Early in the book, Jacques de Molay, Grand Master of the Knights Templar, is burned at the stake. During his burning, he curses the King, Pope Clement, and Guillaume de Nogaret, Secretary-General of the Kingdom, to their thirteenth generation. The Pope is dead within 40 days, de Nogaret soon after. Thus the name of Druon’s fantastic series, The Accursed Kings, for you can be sure that Philip the Fair will be dead by the end of the novel.

This series is being marketed as the original Game of Thrones. Perhaps there are some similarities. The court is a nest of vipers—those in power are constantly engaged in political machinations and those not in power in other kinds of plots. The world Druon presents is fascinating, depicted with cynicism and wry observations. The novel is extremely well written, about an extraordinary time in French history.

Day 88: The Iron King

Cover for The Iron KingBest Book of the Week!

The Iron King is the first of seven books in the “Accursed Kings” series by the French novelist Maurice Druon. Unlike many historical novels, this series does not follow a fictional hero or heroine but is an interpretation of actual events in French history with all historical figures. This series was popular in its time (it was written in the 1950’s), but may be difficult to find now. If you are lucky, your local library may have it.

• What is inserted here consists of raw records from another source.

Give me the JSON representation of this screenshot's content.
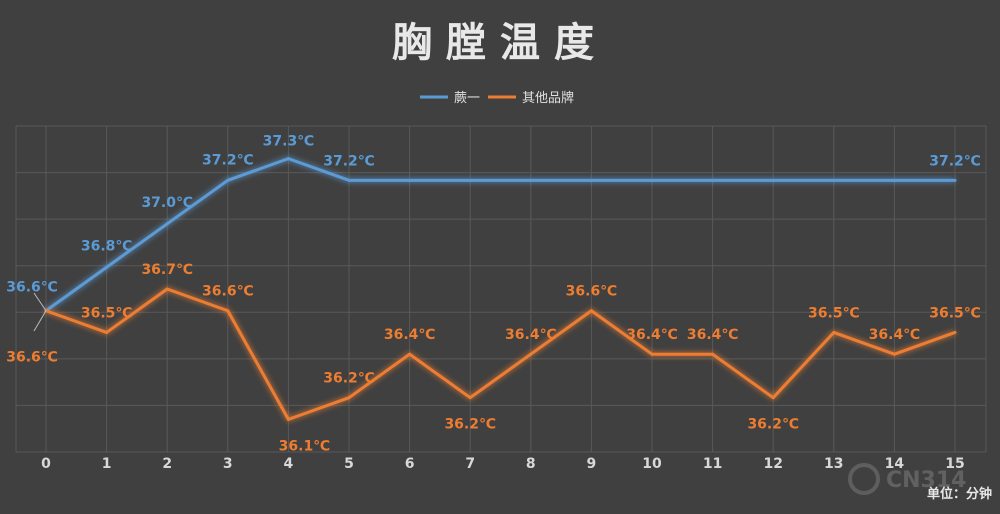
{
  "chart_data": {
    "type": "line",
    "title": "胸膛温度",
    "x": [
      "0",
      "1",
      "2",
      "3",
      "4",
      "5",
      "6",
      "7",
      "8",
      "9",
      "10",
      "11",
      "12",
      "13",
      "14",
      "15"
    ],
    "series": [
      {
        "name": "蕨一",
        "color": "#5b9bd5",
        "values": [
          36.6,
          36.8,
          37.0,
          37.2,
          37.3,
          37.2,
          37.2,
          37.2,
          37.2,
          37.2,
          37.2,
          37.2,
          37.2,
          37.2,
          37.2,
          37.2
        ],
        "labels": [
          "36.6℃",
          "36.8℃",
          "37.0℃",
          "37.2℃",
          "37.3℃",
          "37.2℃",
          null,
          null,
          null,
          null,
          null,
          null,
          null,
          null,
          null,
          "37.2℃"
        ]
      },
      {
        "name": "其他品牌",
        "color": "#ed7d31",
        "values": [
          36.6,
          36.5,
          36.7,
          36.6,
          36.1,
          36.2,
          36.4,
          36.2,
          36.4,
          36.6,
          36.4,
          36.4,
          36.2,
          36.5,
          36.4,
          36.5
        ],
        "labels": [
          "36.6℃",
          "36.5℃",
          "36.7℃",
          "36.6℃",
          "36.1℃",
          "36.2℃",
          "36.4℃",
          "36.2℃",
          "36.4℃",
          "36.6℃",
          "36.4℃",
          "36.4℃",
          "36.2℃",
          "36.5℃",
          "36.4℃",
          "36.5℃"
        ]
      }
    ],
    "ylim": [
      35.95,
      37.45
    ],
    "grid": true,
    "legend": "top-center",
    "unit_note": "单位：分钟",
    "xlabel": "",
    "ylabel": ""
  },
  "watermark": "CN314",
  "colors": {
    "background": "#404040",
    "grid": "#595959"
  }
}
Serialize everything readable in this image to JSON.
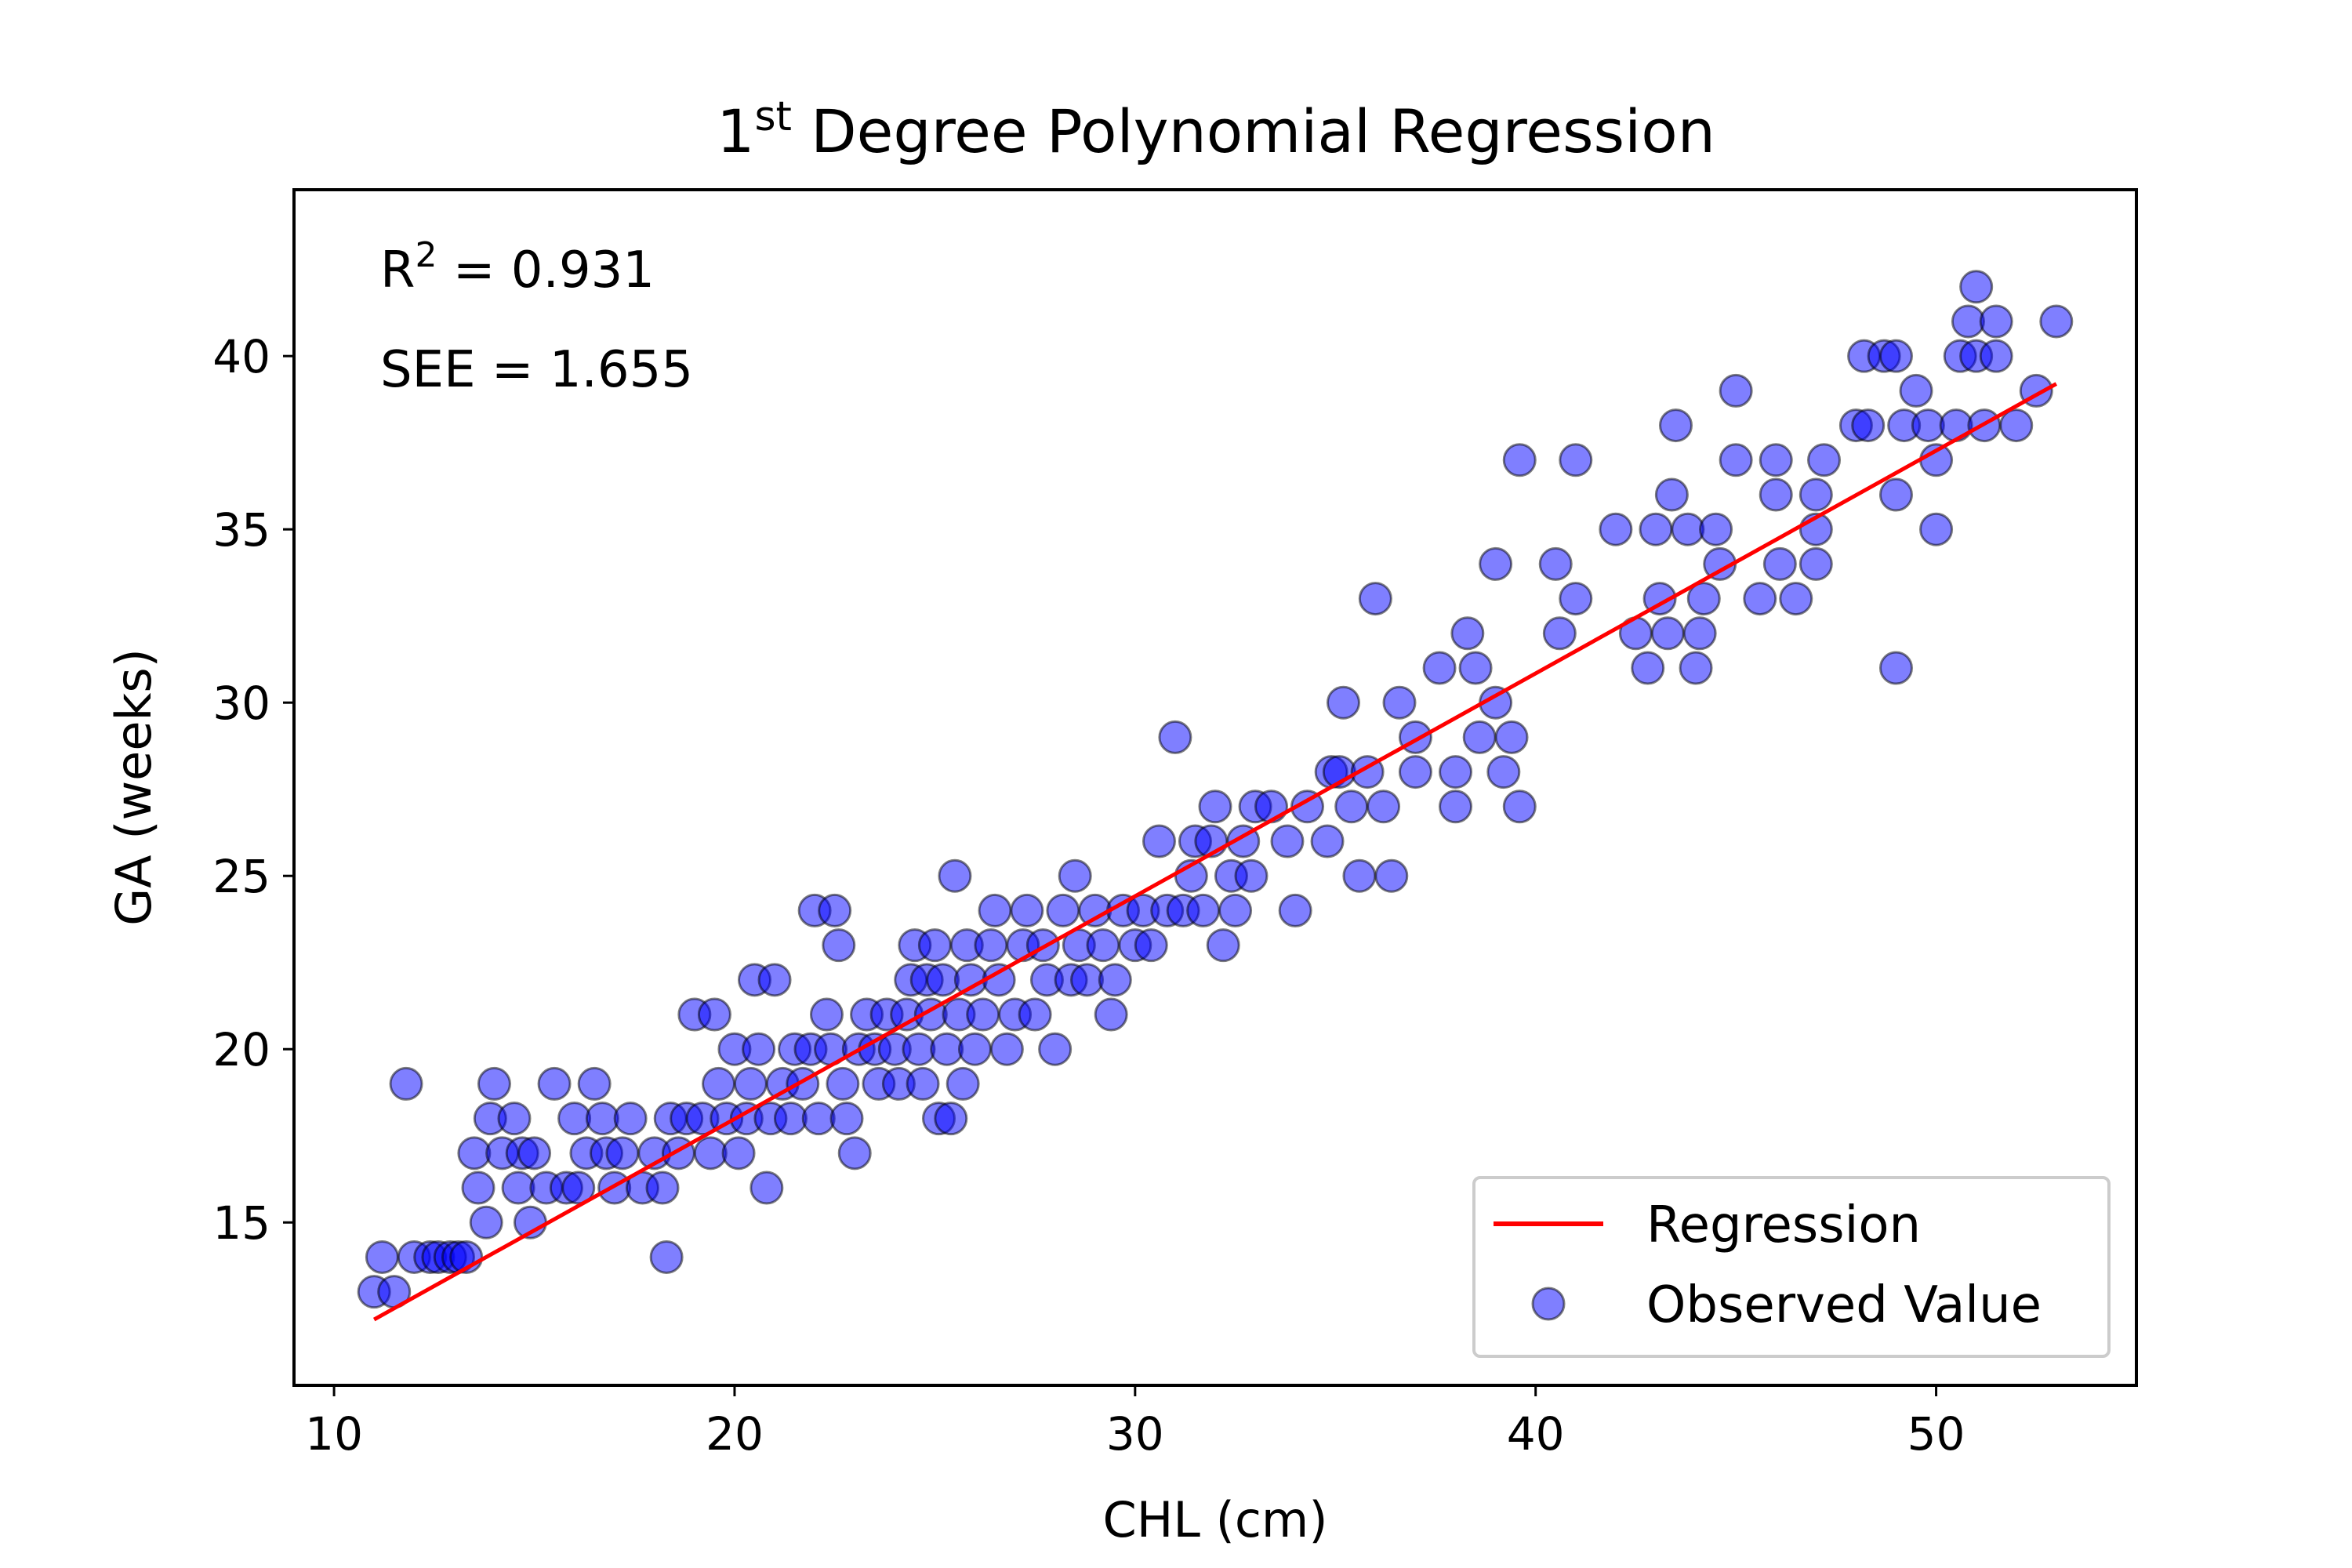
{
  "chart_data": {
    "type": "scatter",
    "title": {
      "prefix": "1",
      "superscript": "st",
      "rest": " Degree Polynomial Regression"
    },
    "xlabel": "CHL (cm)",
    "ylabel": "GA (weeks)",
    "xlim": [
      9,
      55
    ],
    "ylim": [
      10.3,
      44.8
    ],
    "xticks": [
      10,
      20,
      30,
      40,
      50
    ],
    "yticks": [
      15,
      20,
      25,
      30,
      35,
      40
    ],
    "grid": false,
    "annotations": {
      "r2_prefix": "R",
      "r2_sup": "2",
      "r2_rest": " = 0.931",
      "see": "SEE = 1.655"
    },
    "legend": {
      "placement": "lower-right",
      "entries": [
        "Regression",
        "Observed Value"
      ]
    },
    "series": [
      {
        "name": "Regression",
        "kind": "line",
        "color": "#ff0000",
        "x": [
          11,
          53
        ],
        "y": [
          12.2,
          39.2
        ]
      },
      {
        "name": "Observed Value",
        "kind": "scatter",
        "color": "#0000ff",
        "points": [
          [
            11,
            13
          ],
          [
            11.2,
            14
          ],
          [
            11.5,
            13
          ],
          [
            11.8,
            19
          ],
          [
            12,
            14
          ],
          [
            12.4,
            14
          ],
          [
            12.6,
            14
          ],
          [
            12.9,
            14
          ],
          [
            13.1,
            14
          ],
          [
            13.3,
            14
          ],
          [
            13.5,
            17
          ],
          [
            13.6,
            16
          ],
          [
            13.8,
            15
          ],
          [
            13.9,
            18
          ],
          [
            14,
            19
          ],
          [
            14.2,
            17
          ],
          [
            14.5,
            18
          ],
          [
            14.6,
            16
          ],
          [
            14.7,
            17
          ],
          [
            14.9,
            15
          ],
          [
            15,
            17
          ],
          [
            15.3,
            16
          ],
          [
            15.5,
            19
          ],
          [
            15.8,
            16
          ],
          [
            16,
            18
          ],
          [
            16.1,
            16
          ],
          [
            16.3,
            17
          ],
          [
            16.5,
            19
          ],
          [
            16.7,
            18
          ],
          [
            16.8,
            17
          ],
          [
            17,
            16
          ],
          [
            17.2,
            17
          ],
          [
            17.4,
            18
          ],
          [
            17.7,
            16
          ],
          [
            18,
            17
          ],
          [
            18.2,
            16
          ],
          [
            18.4,
            18
          ],
          [
            18.3,
            14
          ],
          [
            18.6,
            17
          ],
          [
            18.8,
            18
          ],
          [
            19,
            21
          ],
          [
            19.2,
            18
          ],
          [
            19.4,
            17
          ],
          [
            19.5,
            21
          ],
          [
            19.6,
            19
          ],
          [
            19.8,
            18
          ],
          [
            20,
            20
          ],
          [
            20.1,
            17
          ],
          [
            20.3,
            18
          ],
          [
            20.4,
            19
          ],
          [
            20.5,
            22
          ],
          [
            20.6,
            20
          ],
          [
            20.8,
            16
          ],
          [
            20.9,
            18
          ],
          [
            21,
            22
          ],
          [
            21.2,
            19
          ],
          [
            21.4,
            18
          ],
          [
            21.5,
            20
          ],
          [
            21.7,
            19
          ],
          [
            21.9,
            20
          ],
          [
            22,
            24
          ],
          [
            22.1,
            18
          ],
          [
            22.3,
            21
          ],
          [
            22.4,
            20
          ],
          [
            22.5,
            24
          ],
          [
            22.6,
            23
          ],
          [
            22.7,
            19
          ],
          [
            22.8,
            18
          ],
          [
            23,
            17
          ],
          [
            23.1,
            20
          ],
          [
            23.3,
            21
          ],
          [
            23.5,
            20
          ],
          [
            23.6,
            19
          ],
          [
            23.8,
            21
          ],
          [
            24,
            20
          ],
          [
            24.1,
            19
          ],
          [
            24.3,
            21
          ],
          [
            24.4,
            22
          ],
          [
            24.5,
            23
          ],
          [
            24.6,
            20
          ],
          [
            24.7,
            19
          ],
          [
            24.8,
            22
          ],
          [
            24.9,
            21
          ],
          [
            25,
            23
          ],
          [
            25.1,
            18
          ],
          [
            25.2,
            22
          ],
          [
            25.3,
            20
          ],
          [
            25.4,
            18
          ],
          [
            25.5,
            25
          ],
          [
            25.6,
            21
          ],
          [
            25.7,
            19
          ],
          [
            25.8,
            23
          ],
          [
            25.9,
            22
          ],
          [
            26,
            20
          ],
          [
            26.2,
            21
          ],
          [
            26.4,
            23
          ],
          [
            26.5,
            24
          ],
          [
            26.6,
            22
          ],
          [
            26.8,
            20
          ],
          [
            27,
            21
          ],
          [
            27.2,
            23
          ],
          [
            27.3,
            24
          ],
          [
            27.5,
            21
          ],
          [
            27.7,
            23
          ],
          [
            27.8,
            22
          ],
          [
            28,
            20
          ],
          [
            28.2,
            24
          ],
          [
            28.4,
            22
          ],
          [
            28.5,
            25
          ],
          [
            28.6,
            23
          ],
          [
            28.8,
            22
          ],
          [
            29,
            24
          ],
          [
            29.2,
            23
          ],
          [
            29.4,
            21
          ],
          [
            29.5,
            22
          ],
          [
            29.7,
            24
          ],
          [
            30,
            23
          ],
          [
            30.2,
            24
          ],
          [
            30.4,
            23
          ],
          [
            30.6,
            26
          ],
          [
            30.8,
            24
          ],
          [
            31,
            29
          ],
          [
            31.2,
            24
          ],
          [
            31.4,
            25
          ],
          [
            31.5,
            26
          ],
          [
            31.7,
            24
          ],
          [
            31.9,
            26
          ],
          [
            32,
            27
          ],
          [
            32.2,
            23
          ],
          [
            32.4,
            25
          ],
          [
            32.5,
            24
          ],
          [
            32.7,
            26
          ],
          [
            32.9,
            25
          ],
          [
            33,
            27
          ],
          [
            33.4,
            27
          ],
          [
            33.8,
            26
          ],
          [
            34,
            24
          ],
          [
            34.3,
            27
          ],
          [
            34.8,
            26
          ],
          [
            34.9,
            28
          ],
          [
            35.1,
            28
          ],
          [
            35.2,
            30
          ],
          [
            35.4,
            27
          ],
          [
            35.6,
            25
          ],
          [
            35.8,
            28
          ],
          [
            36,
            33
          ],
          [
            36.2,
            27
          ],
          [
            36.4,
            25
          ],
          [
            36.6,
            30
          ],
          [
            37,
            29
          ],
          [
            37,
            28
          ],
          [
            37.6,
            31
          ],
          [
            38,
            28
          ],
          [
            38,
            27
          ],
          [
            38.3,
            32
          ],
          [
            38.5,
            31
          ],
          [
            38.6,
            29
          ],
          [
            39,
            34
          ],
          [
            39,
            30
          ],
          [
            39.2,
            28
          ],
          [
            39.4,
            29
          ],
          [
            39.6,
            27
          ],
          [
            39.6,
            37
          ],
          [
            40.5,
            34
          ],
          [
            40.6,
            32
          ],
          [
            41,
            33
          ],
          [
            41,
            37
          ],
          [
            42,
            35
          ],
          [
            42.5,
            32
          ],
          [
            42.8,
            31
          ],
          [
            43,
            35
          ],
          [
            43.1,
            33
          ],
          [
            43.3,
            32
          ],
          [
            43.4,
            36
          ],
          [
            43.5,
            38
          ],
          [
            43.8,
            35
          ],
          [
            44,
            31
          ],
          [
            44.1,
            32
          ],
          [
            44.2,
            33
          ],
          [
            44.5,
            35
          ],
          [
            44.6,
            34
          ],
          [
            45,
            39
          ],
          [
            45,
            37
          ],
          [
            45.6,
            33
          ],
          [
            46,
            37
          ],
          [
            46,
            36
          ],
          [
            46.1,
            34
          ],
          [
            46.5,
            33
          ],
          [
            47,
            34
          ],
          [
            47,
            35
          ],
          [
            47,
            36
          ],
          [
            47.2,
            37
          ],
          [
            48,
            38
          ],
          [
            48.2,
            40
          ],
          [
            48.3,
            38
          ],
          [
            48.7,
            40
          ],
          [
            49,
            40
          ],
          [
            49,
            31
          ],
          [
            49,
            36
          ],
          [
            49.2,
            38
          ],
          [
            49.5,
            39
          ],
          [
            49.8,
            38
          ],
          [
            50,
            37
          ],
          [
            50,
            35
          ],
          [
            50.5,
            38
          ],
          [
            50.6,
            40
          ],
          [
            50.8,
            41
          ],
          [
            51,
            42
          ],
          [
            51,
            40
          ],
          [
            51.2,
            38
          ],
          [
            51.5,
            41
          ],
          [
            51.5,
            40
          ],
          [
            52,
            38
          ],
          [
            52.5,
            39
          ],
          [
            53,
            41
          ]
        ]
      }
    ]
  }
}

It is 1307 in France. The kingdom is broke, and King Philippe IV, known as the Iron King, is looking for sources of money. The Knights Templar, one of the wealthiest organizations in the world, seems like a good place to get it, but they refuse France a loan. Some charges of heresy, obscene rituals, and other abominations have been laid against them by a defrocked knight. Everyone knows they are false, but with the collusion of Pope Clement, who fears the knights’ power, Philippe orders the members to be arrested all on the same night, and seizes their assets.

In the meantime, Robert of Artois has been cheated out of his inheritance by his aunt, Mahaut.  He decides to get his revenge by bringing down her daughters, who are married to the King’s sons.

Druon’s writing is elegant and ironic, his novels thoroughly researched. He doesn’t over-explain; instead, the novel is compelled forward solely by the events in the plot. Few of the characters are sympathetic; nevertheless, it is a fascinating series. I have often read opinions that Druon is one of the best historical novelists ever.